Jessa: I am sick to death of aging authors declaring the novel dead. They can't seem to fathom a world without their constant contributions, so they predict the death of the novel will quickly follow their own demise. And every time someone else declares the novel dead, a dozen newspaper stories crop up, which leads to "Is the novel really dying?" discussions that are unbelievably dull. It'll take more than Philip Roth's death to kill off the novel. Whether or not Mr. Roth wants to believe that himself.

Maud: Earlier this year, in a column about her stint as an Orange Prize judge, Katharine Viner wrote of reading a spate of "books about nothing."  She went on: "These were usually by authors from the US, who have attended prestigious creative writing courses. . . . They are books with 500 pages discussing a subtle but allegedly profound shift within a relationship. They are books where intricate descriptions of a man taking a glass out of the dishwasher, taking a tea-towel off a rail, opening out the tea-towel, then delicately drying the glass with the tea-towel, before pouring a drink into the glass, signify that he has just been through a divorce."  Like Viner, I hope to see fewer tea-towel books in 2005.

Michael: I certainly had enough of the emphasis on non-fiction - and especially what passed for political non-fiction - in 2004. Extensive coverage of books like the new P. Roth and then the new T. Wolfe at the end of the year suggested the pendulum could swing in the other direction, but I have my doubts . . . 

Enough also already with the Big Read and its imitators (recently in Germany and Australia) and similar variations on the theme: having TV or radio audiences choose their favorite books may bring some sort of attention to books (and improve sales), but why can't the engagement with literature be just ever so slightly more serious?

Robert: I am tempted to say that the Iraq War and the Presidential election were over-reported - how else to explain the election of George Bush and his pack of un-indicted war criminals? But I don't watch much TV and my newspaper reading has devolved to skimming/scanning web editions, so it's not a position that I can substantiate or argue well.

In my little marginal world of literary culture I found the attention to all things New York Times-ish Book Review unproductive and repetitive. Other than the self-confessed masochists (you know who you are) who week after week sift through the putrid entrails of the Book Review, unpacking the misguided pseudo-essays of Laura Miller and others and also fulminate about this and that egregious choice the new editor is allowing I can't see what is to be gained by awarding the Times such weight and significance. In fact let me repeat what I have expressed regularly at every appropriate opportunity. It seems to me that many of the people who are most vocal (including some of my comrades on this august panel) about the alleged failings of the Times Book Review, are least dependant on it for significant book news. Also, there are at least 4 or 5 other major newspapers whose Sunday book sections are more interesting than NY's - the Chronicle's in San Francisco and the Post's in Washington are two I regularly enjoy and joyfully recommend.
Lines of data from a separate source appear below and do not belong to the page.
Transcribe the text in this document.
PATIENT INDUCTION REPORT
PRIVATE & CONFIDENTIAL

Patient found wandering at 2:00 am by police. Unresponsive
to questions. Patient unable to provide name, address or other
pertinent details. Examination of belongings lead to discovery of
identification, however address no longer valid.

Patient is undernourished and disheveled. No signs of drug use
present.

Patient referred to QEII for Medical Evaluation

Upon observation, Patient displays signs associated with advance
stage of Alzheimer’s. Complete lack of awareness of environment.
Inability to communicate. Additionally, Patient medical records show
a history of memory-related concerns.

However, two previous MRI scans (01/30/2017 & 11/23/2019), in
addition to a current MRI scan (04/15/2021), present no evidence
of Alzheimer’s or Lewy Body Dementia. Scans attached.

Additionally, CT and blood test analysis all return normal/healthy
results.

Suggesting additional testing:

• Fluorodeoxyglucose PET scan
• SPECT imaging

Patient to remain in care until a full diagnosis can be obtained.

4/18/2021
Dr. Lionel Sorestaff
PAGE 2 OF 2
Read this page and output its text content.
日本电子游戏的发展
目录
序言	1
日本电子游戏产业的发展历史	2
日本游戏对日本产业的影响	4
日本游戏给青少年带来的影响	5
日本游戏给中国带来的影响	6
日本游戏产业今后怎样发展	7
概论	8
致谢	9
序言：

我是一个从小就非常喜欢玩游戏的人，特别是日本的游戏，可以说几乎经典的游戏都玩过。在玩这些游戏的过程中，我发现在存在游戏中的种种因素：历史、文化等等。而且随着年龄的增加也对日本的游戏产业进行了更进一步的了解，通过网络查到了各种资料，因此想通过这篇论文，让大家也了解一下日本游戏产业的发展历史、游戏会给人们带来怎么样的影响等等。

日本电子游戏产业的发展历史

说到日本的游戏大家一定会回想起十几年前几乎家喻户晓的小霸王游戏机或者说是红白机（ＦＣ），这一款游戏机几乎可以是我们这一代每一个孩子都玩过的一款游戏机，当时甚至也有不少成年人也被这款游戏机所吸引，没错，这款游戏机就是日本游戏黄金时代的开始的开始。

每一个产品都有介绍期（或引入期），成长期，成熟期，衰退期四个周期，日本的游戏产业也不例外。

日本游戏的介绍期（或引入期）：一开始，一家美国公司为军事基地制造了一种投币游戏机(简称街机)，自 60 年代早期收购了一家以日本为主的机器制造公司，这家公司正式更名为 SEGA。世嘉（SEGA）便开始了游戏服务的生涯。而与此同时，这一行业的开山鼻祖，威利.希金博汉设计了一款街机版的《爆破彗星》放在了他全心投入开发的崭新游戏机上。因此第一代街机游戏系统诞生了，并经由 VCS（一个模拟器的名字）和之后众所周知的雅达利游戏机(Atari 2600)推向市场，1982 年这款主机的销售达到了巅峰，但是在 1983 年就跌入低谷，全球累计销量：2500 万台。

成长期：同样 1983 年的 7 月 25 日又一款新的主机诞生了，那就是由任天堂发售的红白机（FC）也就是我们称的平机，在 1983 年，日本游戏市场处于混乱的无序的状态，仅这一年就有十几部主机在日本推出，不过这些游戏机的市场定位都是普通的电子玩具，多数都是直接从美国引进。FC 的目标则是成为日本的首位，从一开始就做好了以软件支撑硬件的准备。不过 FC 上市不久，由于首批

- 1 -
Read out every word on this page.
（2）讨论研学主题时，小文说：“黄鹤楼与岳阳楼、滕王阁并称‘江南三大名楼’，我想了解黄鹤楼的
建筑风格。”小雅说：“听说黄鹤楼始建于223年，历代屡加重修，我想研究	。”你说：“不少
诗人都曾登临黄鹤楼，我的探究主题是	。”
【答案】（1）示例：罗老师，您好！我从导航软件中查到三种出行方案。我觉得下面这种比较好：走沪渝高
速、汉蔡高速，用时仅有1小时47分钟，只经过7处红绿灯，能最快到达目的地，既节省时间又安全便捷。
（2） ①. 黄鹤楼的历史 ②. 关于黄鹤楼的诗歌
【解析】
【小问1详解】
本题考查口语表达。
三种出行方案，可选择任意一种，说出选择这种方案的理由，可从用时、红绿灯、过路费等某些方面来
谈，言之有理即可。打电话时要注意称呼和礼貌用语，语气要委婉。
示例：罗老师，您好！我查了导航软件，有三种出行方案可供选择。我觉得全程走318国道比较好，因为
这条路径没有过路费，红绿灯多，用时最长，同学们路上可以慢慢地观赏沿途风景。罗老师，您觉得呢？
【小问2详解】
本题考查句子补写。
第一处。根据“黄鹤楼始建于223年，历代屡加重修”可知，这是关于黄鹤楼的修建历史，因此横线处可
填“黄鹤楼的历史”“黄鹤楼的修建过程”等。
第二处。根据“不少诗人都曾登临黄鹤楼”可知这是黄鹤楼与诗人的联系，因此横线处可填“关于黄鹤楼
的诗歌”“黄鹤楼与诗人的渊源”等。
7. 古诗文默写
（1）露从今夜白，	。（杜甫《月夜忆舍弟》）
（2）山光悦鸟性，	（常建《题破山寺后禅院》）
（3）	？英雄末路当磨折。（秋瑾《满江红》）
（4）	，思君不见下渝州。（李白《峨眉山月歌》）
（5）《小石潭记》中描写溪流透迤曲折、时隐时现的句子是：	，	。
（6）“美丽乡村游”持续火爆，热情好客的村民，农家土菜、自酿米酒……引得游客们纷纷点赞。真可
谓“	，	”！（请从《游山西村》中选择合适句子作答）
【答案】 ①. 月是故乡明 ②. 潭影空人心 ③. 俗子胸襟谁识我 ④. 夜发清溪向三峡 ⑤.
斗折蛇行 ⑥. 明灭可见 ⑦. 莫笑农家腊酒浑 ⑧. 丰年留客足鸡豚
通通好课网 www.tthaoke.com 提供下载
Alex: I have to admit I've never understood the designation of the Times as your "paper of record." That makes no sense to me.

I'm hoping celebrities stop writing children's books. Why are they doing it? They don't try to write novels. They must think anyone can write a children's book. I don't think that's true. Children's authors must find it pretty insulting.

I would also toss in anything having to do with The Da Vinci Code. Especially those stories about "Da Vinci tourists". It makes me think of all those people who go to Boston just to see the bar that Cheers was based on.